If that is the case, then what is the motivation for the company owner to improve upon their systems and offer a solid experience? How about this:

Doing good business and making good money means there is an opportunity to do GREAT business and make MORE money.

 

I do not believe the company, employee and customer were aligned. Instead, everyone was operating independently of one another and without similar goals.

How do you approach companies who are doing well despite providing a mediocre customer experience? Are you indifferent?

Customer Experience is Not Tangible

Today I am posting my first official blog representing my new company,
Stance: Customer Experience Exemplified

FIRST LOOK
At Stance, our position is simple and strong: we help companies create positive experiences for their customers. From our standpoint, Customer Experience Management (CEM) is an ongoing journey (a leisurely road trip as opposed to a quick overnighter) during which we observe, address, and implement processes that place your organization, your employees, and your clientele on common ground.

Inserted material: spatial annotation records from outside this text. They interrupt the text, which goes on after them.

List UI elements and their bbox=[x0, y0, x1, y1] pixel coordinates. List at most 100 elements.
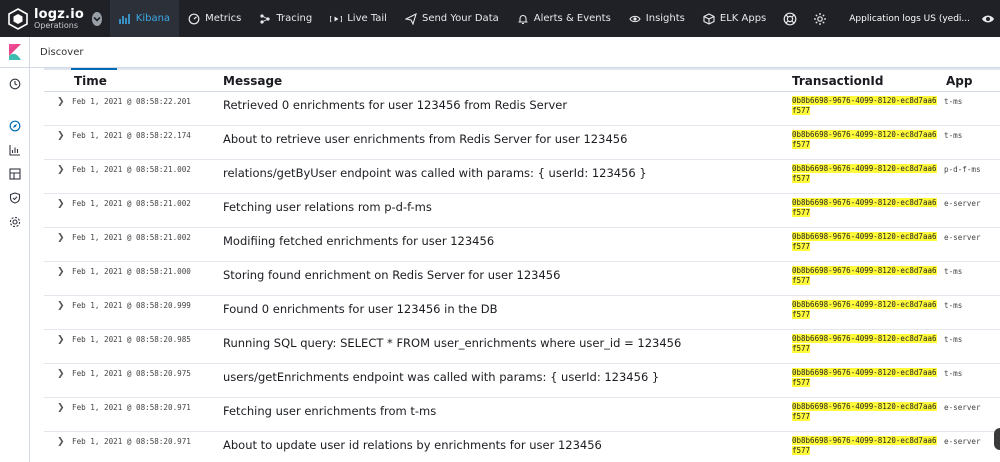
nav-elk-apps[interactable]: ELK Apps bbox=[694, 0, 775, 37]
alerting-shield-icon[interactable] bbox=[8, 191, 22, 205]
column-header-time[interactable]: Time bbox=[74, 74, 107, 88]
transaction-id-part2: f577 bbox=[792, 140, 811, 149]
settings-gear-icon[interactable] bbox=[805, 0, 835, 37]
transaction-id-part1: 0b8b6698-9676-4099-8120-ec8d7aa6 bbox=[792, 164, 937, 173]
table-row[interactable]: ❯ Feb 1, 2021 @ 08:58:20.999 Found 0 enric… bbox=[44, 296, 1000, 330]
table-body: ❯ Feb 1, 2021 @ 08:58:22.201 Retrieved 0 e… bbox=[44, 92, 1000, 462]
discover-document-table: Time Message TransactionId App ❯ Feb 1, 2… bbox=[44, 68, 1000, 462]
expand-row-chevron-icon[interactable]: ❯ bbox=[57, 437, 65, 447]
management-gear-icon[interactable] bbox=[8, 215, 22, 229]
table-row[interactable]: ❯ Feb 1, 2021 @ 08:58:22.201 Retrieved 0 e… bbox=[44, 92, 1000, 126]
expand-row-chevron-icon[interactable]: ❯ bbox=[57, 403, 65, 413]
expand-row-chevron-icon[interactable]: ❯ bbox=[57, 267, 65, 277]
expand-row-chevron-icon[interactable]: ❯ bbox=[57, 369, 65, 379]
expand-row-chevron-icon[interactable]: ❯ bbox=[57, 233, 65, 243]
table-row[interactable]: ❯ Feb 1, 2021 @ 08:58:22.174 About to retr… bbox=[44, 126, 1000, 160]
row-message: relations/getByUser endpoint was called … bbox=[223, 166, 647, 180]
bar-chart-icon bbox=[118, 13, 131, 25]
visualize-chart-icon[interactable] bbox=[8, 143, 22, 157]
column-header-app[interactable]: App bbox=[946, 74, 972, 88]
table-row[interactable]: ❯ Feb 1, 2021 @ 08:58:21.000 Storing found… bbox=[44, 262, 1000, 296]
time-sort-indicator bbox=[71, 68, 117, 70]
table-row[interactable]: ❯ Feb 1, 2021 @ 08:58:20.971 Fetching user… bbox=[44, 398, 1000, 432]
row-message: Running SQL query: SELECT * FROM user_en… bbox=[223, 336, 682, 350]
transaction-id-part2: f577 bbox=[792, 446, 811, 455]
nav-metrics[interactable]: Metrics bbox=[179, 0, 250, 37]
row-message: About to retrieve user enrichments from … bbox=[223, 132, 628, 146]
column-header-transactionid[interactable]: TransactionId bbox=[792, 74, 883, 88]
visibility-eye-icon[interactable] bbox=[976, 0, 1000, 37]
table-row[interactable]: ❯ Feb 1, 2021 @ 08:58:21.002 relations/get… bbox=[44, 160, 1000, 194]
table-row[interactable]: ❯ Feb 1, 2021 @ 08:58:20.975 users/getEnri… bbox=[44, 364, 1000, 398]
row-message: Retrieved 0 enrichments for user 123456 … bbox=[223, 98, 568, 112]
row-time: Feb 1, 2021 @ 08:58:22.201 bbox=[72, 97, 191, 106]
transaction-id-part2: f577 bbox=[792, 412, 811, 421]
recent-clock-icon[interactable] bbox=[8, 77, 22, 91]
row-app: p-d-f-ms bbox=[944, 165, 981, 174]
row-transaction-id: 0b8b6698-9676-4099-8120-ec8d7aa6 f577 bbox=[792, 96, 940, 116]
transaction-id-part1: 0b8b6698-9676-4099-8120-ec8d7aa6 bbox=[792, 334, 937, 343]
row-transaction-id: 0b8b6698-9676-4099-8120-ec8d7aa6 f577 bbox=[792, 232, 940, 252]
table-row[interactable]: ❯ Feb 1, 2021 @ 08:58:20.985 Running SQL q… bbox=[44, 330, 1000, 364]
transaction-id-part1: 0b8b6698-9676-4099-8120-ec8d7aa6 bbox=[792, 130, 937, 139]
table-row[interactable]: ❯ Feb 1, 2021 @ 08:58:21.002 Fetching user… bbox=[44, 194, 1000, 228]
live-tail-icon bbox=[330, 13, 343, 25]
transaction-id-part1: 0b8b6698-9676-4099-8120-ec8d7aa6 bbox=[792, 402, 937, 411]
nav-metrics-label: Metrics bbox=[205, 13, 242, 24]
row-app: t-ms bbox=[944, 131, 963, 140]
scroll-handle[interactable] bbox=[994, 428, 1000, 450]
column-header-message[interactable]: Message bbox=[223, 74, 282, 88]
nav-live-tail[interactable]: Live Tail bbox=[321, 0, 396, 37]
row-time: Feb 1, 2021 @ 08:58:21.002 bbox=[72, 199, 191, 208]
apps-box-icon bbox=[703, 12, 715, 25]
nav-tracing[interactable]: Tracing bbox=[250, 0, 321, 37]
expand-row-chevron-icon[interactable]: ❯ bbox=[57, 199, 65, 209]
account-selector[interactable]: Application logs US (yedi... bbox=[835, 14, 976, 24]
product-switch-chevron-icon[interactable] bbox=[92, 11, 103, 26]
nav-alerts-events[interactable]: Alerts & Events bbox=[508, 0, 620, 37]
expand-row-chevron-icon[interactable]: ❯ bbox=[57, 335, 65, 345]
logzio-logo[interactable]: logz.io Operations bbox=[0, 0, 84, 37]
transaction-id-part2: f577 bbox=[792, 378, 811, 387]
row-app: e-server bbox=[944, 403, 981, 412]
expand-row-chevron-icon[interactable]: ❯ bbox=[57, 131, 65, 141]
row-time: Feb 1, 2021 @ 08:58:20.971 bbox=[72, 403, 191, 412]
row-time: Feb 1, 2021 @ 08:58:22.174 bbox=[72, 131, 191, 140]
expand-row-chevron-icon[interactable]: ❯ bbox=[57, 301, 65, 311]
row-message: Fetching user enrichments from t-ms bbox=[223, 404, 437, 418]
transaction-id-part1: 0b8b6698-9676-4099-8120-ec8d7aa6 bbox=[792, 198, 937, 207]
row-app: e-server bbox=[944, 437, 981, 446]
row-app: t-ms bbox=[944, 369, 963, 378]
row-time: Feb 1, 2021 @ 08:58:21.002 bbox=[72, 233, 191, 242]
expand-row-chevron-icon[interactable]: ❯ bbox=[57, 97, 65, 107]
help-lifebuoy-icon[interactable] bbox=[775, 0, 805, 37]
kibana-logo-icon[interactable] bbox=[0, 36, 30, 68]
row-message: About to update user id relations by enr… bbox=[223, 438, 602, 452]
nav-live-tail-label: Live Tail bbox=[347, 13, 387, 24]
logzio-cube-icon bbox=[8, 7, 28, 30]
dashboard-gauge-icon bbox=[188, 13, 200, 25]
table-row[interactable]: ❯ Feb 1, 2021 @ 08:58:20.971 About to upda… bbox=[44, 432, 1000, 462]
nav-send-your-data[interactable]: Send Your Data bbox=[396, 0, 508, 37]
row-transaction-id: 0b8b6698-9676-4099-8120-ec8d7aa6 f577 bbox=[792, 130, 940, 150]
row-time: Feb 1, 2021 @ 08:58:20.985 bbox=[72, 335, 191, 344]
breadcrumb-discover[interactable]: Discover bbox=[30, 47, 84, 58]
row-transaction-id: 0b8b6698-9676-4099-8120-ec8d7aa6 f577 bbox=[792, 164, 940, 184]
row-transaction-id: 0b8b6698-9676-4099-8120-ec8d7aa6 f577 bbox=[792, 300, 940, 320]
transaction-id-part2: f577 bbox=[792, 310, 811, 319]
transaction-id-part2: f577 bbox=[792, 106, 811, 115]
transaction-id-part2: f577 bbox=[792, 242, 811, 251]
transaction-id-part1: 0b8b6698-9676-4099-8120-ec8d7aa6 bbox=[792, 96, 937, 105]
alert-bell-icon bbox=[517, 13, 529, 25]
nav-insights[interactable]: Insights bbox=[620, 0, 694, 37]
row-message: Modifiing fetched enrichments for user 1… bbox=[223, 234, 495, 248]
discover-compass-icon[interactable] bbox=[8, 119, 22, 133]
insights-eye-icon bbox=[629, 13, 641, 25]
table-row[interactable]: ❯ Feb 1, 2021 @ 08:58:21.002 Modifiing fet… bbox=[44, 228, 1000, 262]
nav-kibana[interactable]: Kibana bbox=[109, 0, 180, 37]
row-transaction-id: 0b8b6698-9676-4099-8120-ec8d7aa6 f577 bbox=[792, 368, 940, 388]
expand-row-chevron-icon[interactable]: ❯ bbox=[57, 165, 65, 175]
dashboard-grid-icon[interactable] bbox=[8, 167, 22, 181]
row-transaction-id: 0b8b6698-9676-4099-8120-ec8d7aa6 f577 bbox=[792, 198, 940, 218]
row-time: Feb 1, 2021 @ 08:58:21.002 bbox=[72, 165, 191, 174]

For all intents and purposes, let’s start at the beginning: defining customer experience
and customer experience management.

CUSTOMER EXPERIENCE
The customer experience is not a tangible item. You can’t touch thoughts and feelings and you can’t bend an expectation or a perception. The customer experience is what happens when a customer buys a home or a phone, or orders a meal or gets a massage. The experience starts when the idea enters their mind and it really never ends. Every time a customer gets a massage or orders another meal, they think about the time before and how they wish this time would be different, better, cheaper, easier, faster, more emotional, tastier, friendlier or possibly the same. The experience belongs to the customer. 

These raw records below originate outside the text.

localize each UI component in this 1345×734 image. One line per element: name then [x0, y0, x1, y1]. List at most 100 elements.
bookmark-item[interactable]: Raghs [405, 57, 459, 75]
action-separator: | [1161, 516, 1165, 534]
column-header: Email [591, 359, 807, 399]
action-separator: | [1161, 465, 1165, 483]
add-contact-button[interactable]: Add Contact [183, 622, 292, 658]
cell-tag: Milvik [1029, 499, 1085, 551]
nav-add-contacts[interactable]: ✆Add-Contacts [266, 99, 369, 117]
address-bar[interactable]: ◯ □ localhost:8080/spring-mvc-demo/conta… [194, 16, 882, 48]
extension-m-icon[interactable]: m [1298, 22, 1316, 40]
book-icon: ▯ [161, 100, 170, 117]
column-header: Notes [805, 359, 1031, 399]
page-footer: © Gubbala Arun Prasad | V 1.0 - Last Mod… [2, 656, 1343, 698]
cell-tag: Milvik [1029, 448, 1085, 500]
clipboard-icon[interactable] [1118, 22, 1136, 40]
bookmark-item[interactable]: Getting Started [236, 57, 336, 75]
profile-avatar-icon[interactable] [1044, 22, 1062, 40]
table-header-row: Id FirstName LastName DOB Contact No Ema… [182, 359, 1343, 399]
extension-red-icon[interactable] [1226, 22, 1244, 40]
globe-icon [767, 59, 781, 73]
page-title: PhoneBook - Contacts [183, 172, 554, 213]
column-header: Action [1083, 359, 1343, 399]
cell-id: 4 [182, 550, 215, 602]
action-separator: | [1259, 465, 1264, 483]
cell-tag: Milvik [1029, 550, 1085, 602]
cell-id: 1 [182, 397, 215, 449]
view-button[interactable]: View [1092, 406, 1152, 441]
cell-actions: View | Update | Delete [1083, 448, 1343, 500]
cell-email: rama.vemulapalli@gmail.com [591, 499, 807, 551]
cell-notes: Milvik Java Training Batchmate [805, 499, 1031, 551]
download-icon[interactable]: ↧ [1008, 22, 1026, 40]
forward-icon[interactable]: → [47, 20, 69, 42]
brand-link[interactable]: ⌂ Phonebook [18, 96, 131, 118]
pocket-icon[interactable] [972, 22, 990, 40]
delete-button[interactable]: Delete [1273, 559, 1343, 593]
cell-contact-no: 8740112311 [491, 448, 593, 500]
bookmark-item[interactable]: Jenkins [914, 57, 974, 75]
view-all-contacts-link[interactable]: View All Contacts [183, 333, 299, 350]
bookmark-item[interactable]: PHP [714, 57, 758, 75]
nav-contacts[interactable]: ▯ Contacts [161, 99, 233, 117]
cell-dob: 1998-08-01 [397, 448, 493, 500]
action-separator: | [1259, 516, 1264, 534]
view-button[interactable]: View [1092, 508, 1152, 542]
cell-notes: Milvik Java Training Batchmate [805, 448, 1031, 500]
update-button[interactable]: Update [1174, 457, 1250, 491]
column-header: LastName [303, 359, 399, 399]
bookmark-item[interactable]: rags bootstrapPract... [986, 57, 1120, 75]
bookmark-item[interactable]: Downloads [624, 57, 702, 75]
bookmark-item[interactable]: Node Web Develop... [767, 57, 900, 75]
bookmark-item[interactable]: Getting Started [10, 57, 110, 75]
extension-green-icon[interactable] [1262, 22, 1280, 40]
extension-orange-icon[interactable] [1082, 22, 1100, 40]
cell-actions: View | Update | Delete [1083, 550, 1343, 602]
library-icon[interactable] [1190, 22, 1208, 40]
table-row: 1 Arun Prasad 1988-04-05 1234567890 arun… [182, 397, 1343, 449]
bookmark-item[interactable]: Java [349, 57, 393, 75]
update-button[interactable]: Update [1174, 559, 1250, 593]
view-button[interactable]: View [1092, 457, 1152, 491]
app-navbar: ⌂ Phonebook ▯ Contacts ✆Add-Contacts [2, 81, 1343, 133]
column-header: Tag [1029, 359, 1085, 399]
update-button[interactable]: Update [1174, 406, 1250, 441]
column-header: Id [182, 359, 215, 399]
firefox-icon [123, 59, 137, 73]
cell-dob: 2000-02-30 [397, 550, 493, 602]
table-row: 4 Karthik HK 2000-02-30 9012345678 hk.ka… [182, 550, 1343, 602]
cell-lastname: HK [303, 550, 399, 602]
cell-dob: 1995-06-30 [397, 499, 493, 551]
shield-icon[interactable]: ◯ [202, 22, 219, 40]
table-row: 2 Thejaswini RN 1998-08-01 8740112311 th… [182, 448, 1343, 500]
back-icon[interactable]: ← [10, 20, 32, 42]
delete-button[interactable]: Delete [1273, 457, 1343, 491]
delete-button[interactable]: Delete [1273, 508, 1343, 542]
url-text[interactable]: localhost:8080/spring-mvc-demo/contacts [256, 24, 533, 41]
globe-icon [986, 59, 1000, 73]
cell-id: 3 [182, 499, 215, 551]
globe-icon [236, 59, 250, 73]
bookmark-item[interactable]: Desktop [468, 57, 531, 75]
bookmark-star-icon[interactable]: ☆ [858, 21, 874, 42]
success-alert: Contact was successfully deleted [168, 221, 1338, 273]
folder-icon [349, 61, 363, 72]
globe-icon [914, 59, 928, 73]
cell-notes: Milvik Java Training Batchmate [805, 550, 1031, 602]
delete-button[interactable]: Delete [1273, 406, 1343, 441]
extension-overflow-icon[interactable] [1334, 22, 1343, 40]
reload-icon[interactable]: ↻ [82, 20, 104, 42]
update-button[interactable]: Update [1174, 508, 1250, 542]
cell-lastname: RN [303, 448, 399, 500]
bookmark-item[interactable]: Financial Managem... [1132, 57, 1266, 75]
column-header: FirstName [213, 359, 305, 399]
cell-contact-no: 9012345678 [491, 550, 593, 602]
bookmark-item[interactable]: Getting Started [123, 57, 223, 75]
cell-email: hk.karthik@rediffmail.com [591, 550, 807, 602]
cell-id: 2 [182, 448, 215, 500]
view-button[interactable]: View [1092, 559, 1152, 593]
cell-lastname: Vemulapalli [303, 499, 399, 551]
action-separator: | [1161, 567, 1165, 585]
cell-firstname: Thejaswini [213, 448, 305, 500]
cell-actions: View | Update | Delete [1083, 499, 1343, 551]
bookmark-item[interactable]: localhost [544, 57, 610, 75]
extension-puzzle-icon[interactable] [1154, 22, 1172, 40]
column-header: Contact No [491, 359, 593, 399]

It stands to reaason that your company’s brand promise IS the customer’s perception which is based on

  • Expectations
  • Experiences with you and competitors
  • Social interactions which affect the brand (thank you Eric Jacques, Customer Excellence)
  • Word of mouth

CUSTOMER EXPERIENCE MANAGEMENT (CEM)
Two years ago I said:

“CEM is a customer-centric business strategy that ensures all employees are delivering the company values, mission and brand promise to create a favorable customer experience.”

In April 2010 I said:

“CEM is the ability to meet and exceed the expectations of those with the highest propensity to buy.”

Ron Shevlin, Senior Analyst at Aite Group and author of Marketing Tea Party blog has a knack for consistently pushing me to bend my definition of CEM and go beyond empty industry jargon…..and I like it.

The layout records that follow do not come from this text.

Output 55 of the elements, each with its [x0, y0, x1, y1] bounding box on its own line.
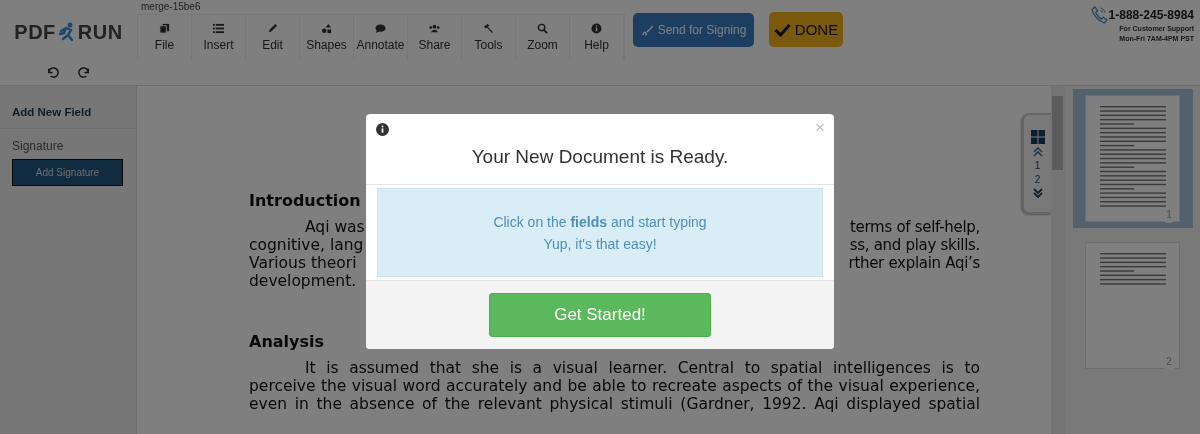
checkmark-icon — [773, 22, 791, 37]
menu-button[interactable]: Tools — [462, 15, 516, 60]
chevron-up-icon[interactable] — [1032, 146, 1043, 157]
paragraph-text: rther explain Aqi’s — [848, 254, 980, 272]
instruction-text: Click on the fields and start typing — [493, 213, 707, 230]
grid-icon[interactable] — [1030, 129, 1045, 144]
paragraph-text: ss, and play skills. — [849, 236, 980, 254]
speech-bubble-icon — [375, 23, 386, 34]
hammer-icon — [483, 23, 494, 34]
phone-number: 1-888-245-8984 — [1108, 7, 1194, 22]
get-started-button[interactable]: Get Started! — [489, 293, 711, 337]
phone-icon — [1090, 5, 1108, 24]
send-for-signing-button[interactable]: Send for Signing — [633, 13, 754, 47]
menu-button[interactable]: Annotate — [354, 15, 408, 60]
paragraph-text: cognitive, lang — [249, 236, 364, 254]
undo-icon[interactable] — [46, 66, 59, 79]
shapes-icon — [321, 23, 332, 34]
instruction-text: Yup, it's that easy! — [543, 235, 657, 252]
paragraph-text: perceive the visual word accurately and be able to recreate aspects of the visual experience, — [249, 377, 980, 395]
menu-button[interactable]: File — [138, 15, 192, 60]
scrollbar[interactable] — [1051, 86, 1065, 434]
menu-button[interactable]: Share — [408, 15, 462, 60]
pencil-icon — [267, 23, 278, 34]
paragraph-text: It is assumed that she is a visual learner. Central to spatial intelligences is to — [304, 359, 980, 377]
logo: PDF RUN — [14, 20, 123, 44]
page-number[interactable]: 1 — [1034, 159, 1041, 171]
people-icon — [429, 23, 440, 34]
section-heading: Analysis — [249, 332, 324, 351]
sidebar-title: Add New Field — [0, 86, 136, 129]
paragraph-text: even in the absence of the relevant physical stimuli (Gardner, 1992. Aqi displayed spatial — [249, 395, 980, 413]
search-icon — [537, 23, 548, 34]
paragraph-text: Various theori — [249, 254, 357, 272]
pen-icon — [640, 23, 655, 37]
menu-button[interactable]: Edit — [246, 15, 300, 60]
text-lines-drawing — [1099, 253, 1166, 285]
info-icon — [376, 123, 389, 136]
file-name: merge-15be6 — [140, 0, 202, 14]
paragraph-text: terms of self-help, — [850, 218, 980, 236]
redo-icon[interactable] — [78, 66, 91, 79]
paragraph-text: Aqi was — [304, 218, 365, 236]
done-button[interactable]: DONE — [769, 12, 843, 47]
modal-title: Your New Document is Ready. — [471, 146, 729, 168]
paragraph-text: development. — [249, 272, 358, 290]
chevron-down-icon[interactable] — [1032, 187, 1043, 198]
menu-button[interactable]: Insert — [192, 15, 246, 60]
menu-button[interactable]: Zoom — [516, 15, 570, 60]
menu-button[interactable]: Help — [570, 15, 624, 60]
info-icon — [591, 23, 602, 34]
page-number[interactable]: 2 — [1034, 173, 1041, 185]
section-heading: Introduction — [249, 191, 361, 210]
copy-icon — [159, 23, 170, 34]
menu-button[interactable]: Shapes — [300, 15, 354, 60]
list-icon — [213, 23, 224, 34]
add-signature-button[interactable]: Add Signature — [12, 159, 123, 186]
section-label: Signature — [11, 138, 65, 155]
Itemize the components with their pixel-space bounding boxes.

Yesterday, after reading his blog, I upgraded my definition again:

“CEM is improving business processes to include customer perspective to align the employees, the customer and the organization and increase business and reduce losses due to wasteful practices…. and do it better than the competition.”

It sounds so simple.

Processes – without processes companies crumble under pressure (something I forgot I knew and learned from Jennifer Gore – mentor, stepmother and friend) and fail to create optimal customer experiences.  

Customers – without knowing the customer, there is no chance of differentiating from other companies or creating remarkable, memorable and over the top experiences.

CEM is well-traveled by large corporations…but why should they have all the fun? Stance aims to introduce smaller companies to the benefits
of CEM (to be discussed in future blog posts): customer retention, customer referrals and higher profit margins.

Clearly CEM continues to evolve, at least for me. How have your ideals and definitions of CEM evolved over the years?

Thank you for supporting my first blog post. There are many more to come as well as inevitable changes including the new site design which is under way. I look forward to your comments.